The graph shows two functions, $f(x)$ and $g(x)$, with $f(x)$ represented by the blue curve and $g(x)$ by the red curve. The task is to identify the transformation that converts $f(x)$ into $g(x)$.

Key Observations:

• $g(x)$ is the red curve, which appears to be a horizontal shift of $f(x)$ (blue curve) to the right by 2 units.

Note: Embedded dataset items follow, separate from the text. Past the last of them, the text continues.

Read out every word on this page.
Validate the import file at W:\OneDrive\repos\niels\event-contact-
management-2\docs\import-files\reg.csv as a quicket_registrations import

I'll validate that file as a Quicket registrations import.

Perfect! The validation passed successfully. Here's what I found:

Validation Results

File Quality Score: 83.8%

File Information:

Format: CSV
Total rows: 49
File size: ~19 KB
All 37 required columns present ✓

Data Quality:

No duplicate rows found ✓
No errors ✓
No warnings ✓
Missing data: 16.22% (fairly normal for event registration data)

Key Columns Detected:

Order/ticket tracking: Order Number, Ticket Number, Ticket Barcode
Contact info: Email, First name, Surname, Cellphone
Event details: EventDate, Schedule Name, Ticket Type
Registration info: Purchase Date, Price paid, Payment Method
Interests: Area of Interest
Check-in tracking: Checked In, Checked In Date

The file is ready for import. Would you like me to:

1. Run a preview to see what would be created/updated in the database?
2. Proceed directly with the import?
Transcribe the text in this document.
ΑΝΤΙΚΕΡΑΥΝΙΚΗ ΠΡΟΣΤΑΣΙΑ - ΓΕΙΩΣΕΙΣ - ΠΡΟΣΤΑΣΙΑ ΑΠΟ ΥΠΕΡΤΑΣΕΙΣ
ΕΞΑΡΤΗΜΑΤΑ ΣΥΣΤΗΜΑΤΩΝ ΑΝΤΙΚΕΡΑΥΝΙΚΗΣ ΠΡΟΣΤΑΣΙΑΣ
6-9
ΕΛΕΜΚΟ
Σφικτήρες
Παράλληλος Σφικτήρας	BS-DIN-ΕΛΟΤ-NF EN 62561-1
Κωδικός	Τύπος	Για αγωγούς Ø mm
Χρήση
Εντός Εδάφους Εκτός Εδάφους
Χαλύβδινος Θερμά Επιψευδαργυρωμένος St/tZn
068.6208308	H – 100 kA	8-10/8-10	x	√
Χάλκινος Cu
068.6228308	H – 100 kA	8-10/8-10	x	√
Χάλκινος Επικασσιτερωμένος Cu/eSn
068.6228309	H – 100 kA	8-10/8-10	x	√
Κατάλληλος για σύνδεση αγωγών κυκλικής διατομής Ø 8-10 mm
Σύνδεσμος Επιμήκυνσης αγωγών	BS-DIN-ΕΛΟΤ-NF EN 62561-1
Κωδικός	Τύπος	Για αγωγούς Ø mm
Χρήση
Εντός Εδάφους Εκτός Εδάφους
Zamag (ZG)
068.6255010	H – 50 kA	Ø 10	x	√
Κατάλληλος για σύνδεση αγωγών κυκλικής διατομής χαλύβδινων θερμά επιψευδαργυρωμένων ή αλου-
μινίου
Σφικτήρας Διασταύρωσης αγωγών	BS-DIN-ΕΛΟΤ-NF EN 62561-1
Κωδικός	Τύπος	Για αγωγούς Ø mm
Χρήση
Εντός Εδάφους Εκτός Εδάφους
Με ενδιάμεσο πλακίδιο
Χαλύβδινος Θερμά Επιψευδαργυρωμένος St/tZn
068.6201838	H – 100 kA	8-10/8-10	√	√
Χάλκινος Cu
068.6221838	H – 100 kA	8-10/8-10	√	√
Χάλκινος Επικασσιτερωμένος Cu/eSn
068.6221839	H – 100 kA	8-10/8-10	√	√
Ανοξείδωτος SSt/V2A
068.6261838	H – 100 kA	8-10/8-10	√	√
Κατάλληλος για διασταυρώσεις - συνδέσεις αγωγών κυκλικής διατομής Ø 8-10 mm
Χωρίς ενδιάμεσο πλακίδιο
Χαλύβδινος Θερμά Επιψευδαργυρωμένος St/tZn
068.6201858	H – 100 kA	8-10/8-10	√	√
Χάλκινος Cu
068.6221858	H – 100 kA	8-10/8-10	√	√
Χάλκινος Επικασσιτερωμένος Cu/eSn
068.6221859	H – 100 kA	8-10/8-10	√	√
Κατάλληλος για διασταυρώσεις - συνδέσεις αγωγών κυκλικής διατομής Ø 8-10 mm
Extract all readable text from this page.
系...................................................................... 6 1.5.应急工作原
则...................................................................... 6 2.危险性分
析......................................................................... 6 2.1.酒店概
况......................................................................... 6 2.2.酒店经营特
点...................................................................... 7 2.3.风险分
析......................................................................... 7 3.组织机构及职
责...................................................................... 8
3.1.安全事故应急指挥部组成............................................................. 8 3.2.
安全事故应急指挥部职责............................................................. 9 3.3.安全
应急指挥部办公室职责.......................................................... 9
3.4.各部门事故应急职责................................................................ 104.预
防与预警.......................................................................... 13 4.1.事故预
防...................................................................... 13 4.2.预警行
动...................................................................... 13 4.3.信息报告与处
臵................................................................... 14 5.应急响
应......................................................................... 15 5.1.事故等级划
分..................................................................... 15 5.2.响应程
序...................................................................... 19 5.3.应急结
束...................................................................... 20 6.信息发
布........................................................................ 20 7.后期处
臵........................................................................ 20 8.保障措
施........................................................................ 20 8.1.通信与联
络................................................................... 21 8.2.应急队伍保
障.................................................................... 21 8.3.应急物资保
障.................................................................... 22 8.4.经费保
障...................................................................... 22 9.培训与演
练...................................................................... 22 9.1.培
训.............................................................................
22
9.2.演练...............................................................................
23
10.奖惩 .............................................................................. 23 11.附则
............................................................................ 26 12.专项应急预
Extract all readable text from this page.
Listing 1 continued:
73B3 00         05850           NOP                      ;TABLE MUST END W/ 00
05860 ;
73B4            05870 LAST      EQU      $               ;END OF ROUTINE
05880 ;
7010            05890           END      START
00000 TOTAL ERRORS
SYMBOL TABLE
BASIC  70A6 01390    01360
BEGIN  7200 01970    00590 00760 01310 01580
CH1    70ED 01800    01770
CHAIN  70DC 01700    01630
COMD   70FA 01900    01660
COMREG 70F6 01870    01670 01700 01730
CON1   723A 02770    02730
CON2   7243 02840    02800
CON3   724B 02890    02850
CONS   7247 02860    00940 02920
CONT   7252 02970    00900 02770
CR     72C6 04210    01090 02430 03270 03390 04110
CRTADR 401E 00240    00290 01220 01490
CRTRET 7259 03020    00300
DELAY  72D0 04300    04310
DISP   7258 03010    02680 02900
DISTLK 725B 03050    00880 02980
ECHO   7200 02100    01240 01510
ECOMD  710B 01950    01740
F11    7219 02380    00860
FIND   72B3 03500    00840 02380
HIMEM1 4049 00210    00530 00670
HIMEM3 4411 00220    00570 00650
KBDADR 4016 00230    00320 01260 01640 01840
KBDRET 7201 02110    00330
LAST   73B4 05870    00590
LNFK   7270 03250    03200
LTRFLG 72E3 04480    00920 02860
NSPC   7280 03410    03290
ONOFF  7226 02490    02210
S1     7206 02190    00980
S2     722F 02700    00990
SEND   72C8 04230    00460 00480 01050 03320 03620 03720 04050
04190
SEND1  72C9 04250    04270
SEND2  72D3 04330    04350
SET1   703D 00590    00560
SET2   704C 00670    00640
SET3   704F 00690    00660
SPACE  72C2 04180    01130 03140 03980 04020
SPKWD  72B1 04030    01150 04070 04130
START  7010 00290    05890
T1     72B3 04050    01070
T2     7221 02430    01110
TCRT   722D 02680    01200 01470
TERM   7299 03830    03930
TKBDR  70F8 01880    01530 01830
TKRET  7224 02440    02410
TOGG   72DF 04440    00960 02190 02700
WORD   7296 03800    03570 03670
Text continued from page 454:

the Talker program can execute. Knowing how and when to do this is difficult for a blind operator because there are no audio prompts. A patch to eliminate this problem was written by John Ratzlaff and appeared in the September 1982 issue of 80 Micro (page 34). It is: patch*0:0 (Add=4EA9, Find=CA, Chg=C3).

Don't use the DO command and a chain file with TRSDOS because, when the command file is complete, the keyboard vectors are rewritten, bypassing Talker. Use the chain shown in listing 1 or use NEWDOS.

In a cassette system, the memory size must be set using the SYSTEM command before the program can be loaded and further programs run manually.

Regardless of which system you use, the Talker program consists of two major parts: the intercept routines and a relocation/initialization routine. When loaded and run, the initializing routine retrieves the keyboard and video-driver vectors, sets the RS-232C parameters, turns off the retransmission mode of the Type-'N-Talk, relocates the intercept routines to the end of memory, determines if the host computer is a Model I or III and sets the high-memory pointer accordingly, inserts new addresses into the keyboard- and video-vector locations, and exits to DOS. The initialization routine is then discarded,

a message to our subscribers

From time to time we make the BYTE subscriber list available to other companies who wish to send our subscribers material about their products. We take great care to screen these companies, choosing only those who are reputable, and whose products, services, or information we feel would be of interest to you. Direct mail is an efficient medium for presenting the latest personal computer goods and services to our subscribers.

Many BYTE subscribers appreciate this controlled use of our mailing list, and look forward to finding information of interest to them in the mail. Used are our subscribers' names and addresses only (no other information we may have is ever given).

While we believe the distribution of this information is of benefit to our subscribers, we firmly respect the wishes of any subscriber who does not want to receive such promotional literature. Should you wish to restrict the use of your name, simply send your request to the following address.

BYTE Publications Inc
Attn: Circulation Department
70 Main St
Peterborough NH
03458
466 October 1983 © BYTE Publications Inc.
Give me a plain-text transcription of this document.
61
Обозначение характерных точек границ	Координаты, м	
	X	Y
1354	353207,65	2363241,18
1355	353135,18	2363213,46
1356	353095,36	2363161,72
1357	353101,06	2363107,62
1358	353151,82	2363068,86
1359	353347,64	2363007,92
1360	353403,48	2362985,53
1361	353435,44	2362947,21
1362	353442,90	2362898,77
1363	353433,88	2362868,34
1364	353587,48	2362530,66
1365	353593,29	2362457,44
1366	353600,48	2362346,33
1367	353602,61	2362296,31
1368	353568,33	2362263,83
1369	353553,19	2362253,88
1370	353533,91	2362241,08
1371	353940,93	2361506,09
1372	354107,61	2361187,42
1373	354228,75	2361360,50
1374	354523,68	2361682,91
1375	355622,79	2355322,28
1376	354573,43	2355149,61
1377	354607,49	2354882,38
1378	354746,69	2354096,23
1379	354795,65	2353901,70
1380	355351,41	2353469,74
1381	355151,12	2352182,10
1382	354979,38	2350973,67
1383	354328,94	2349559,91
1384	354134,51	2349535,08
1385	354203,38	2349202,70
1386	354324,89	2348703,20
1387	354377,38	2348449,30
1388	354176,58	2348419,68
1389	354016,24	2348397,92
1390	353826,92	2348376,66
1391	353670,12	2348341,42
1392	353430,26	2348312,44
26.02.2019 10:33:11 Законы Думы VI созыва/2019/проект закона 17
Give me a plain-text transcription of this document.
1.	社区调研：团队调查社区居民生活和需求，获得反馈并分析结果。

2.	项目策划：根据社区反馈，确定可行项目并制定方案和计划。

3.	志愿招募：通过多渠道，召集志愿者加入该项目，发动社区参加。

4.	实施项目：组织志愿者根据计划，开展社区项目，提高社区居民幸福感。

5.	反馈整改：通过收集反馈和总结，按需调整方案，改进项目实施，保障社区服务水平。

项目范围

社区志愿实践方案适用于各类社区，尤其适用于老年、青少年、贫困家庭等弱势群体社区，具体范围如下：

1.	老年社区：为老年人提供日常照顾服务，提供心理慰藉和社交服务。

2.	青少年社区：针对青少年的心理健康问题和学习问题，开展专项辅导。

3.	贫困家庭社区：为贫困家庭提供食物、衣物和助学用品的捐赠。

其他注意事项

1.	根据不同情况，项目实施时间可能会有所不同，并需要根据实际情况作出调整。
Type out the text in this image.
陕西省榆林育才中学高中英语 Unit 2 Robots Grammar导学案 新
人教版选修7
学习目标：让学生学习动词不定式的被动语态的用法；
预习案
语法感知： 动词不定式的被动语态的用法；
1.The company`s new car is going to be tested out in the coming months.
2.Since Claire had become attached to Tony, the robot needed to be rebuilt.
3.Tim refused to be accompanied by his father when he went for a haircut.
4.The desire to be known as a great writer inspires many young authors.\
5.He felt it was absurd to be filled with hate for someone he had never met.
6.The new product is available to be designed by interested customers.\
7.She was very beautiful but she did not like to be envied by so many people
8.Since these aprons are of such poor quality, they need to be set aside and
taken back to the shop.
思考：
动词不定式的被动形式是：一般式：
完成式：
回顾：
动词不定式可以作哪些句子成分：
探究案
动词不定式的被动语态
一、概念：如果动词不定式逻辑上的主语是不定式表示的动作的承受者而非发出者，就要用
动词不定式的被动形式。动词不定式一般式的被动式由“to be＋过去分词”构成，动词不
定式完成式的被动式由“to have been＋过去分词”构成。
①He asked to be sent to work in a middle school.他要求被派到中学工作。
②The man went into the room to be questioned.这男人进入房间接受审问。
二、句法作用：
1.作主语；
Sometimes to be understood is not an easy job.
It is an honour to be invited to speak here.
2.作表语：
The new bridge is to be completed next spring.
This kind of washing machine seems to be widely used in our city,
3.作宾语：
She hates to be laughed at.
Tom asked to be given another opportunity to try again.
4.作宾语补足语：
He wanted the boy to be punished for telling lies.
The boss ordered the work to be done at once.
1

This suggests that the transformation applied to $f(x)$ to obtain $g(x)$ is a horizontal shift to the right by 2 units. A horizontal shift to the right corresponds to the transformation:

$g(x) = f(x - 2)$

Thus, the correct answer is:

$g(x) = f(x - 2)$

Do you need further explanation or have any questions?

Here are 5 related questions to deepen your understanding:

1. What happens when you shift a graph horizontally to the left by 3 units?
2. How does a vertical shift differ from a horizontal shift in graph transformations?
3. What transformation does $g(x) = f(2x)$ represent?
4. Can you describe how $g(x) = f(x) + 2$ transforms the graph of $f(x)$?
5. What is the effect of the transformation $g(x) = f(x+1)$ on $f(x)$?

Tip: Horizontal transformations affect the input (x-values), while vertical transformations affect the output (y-values).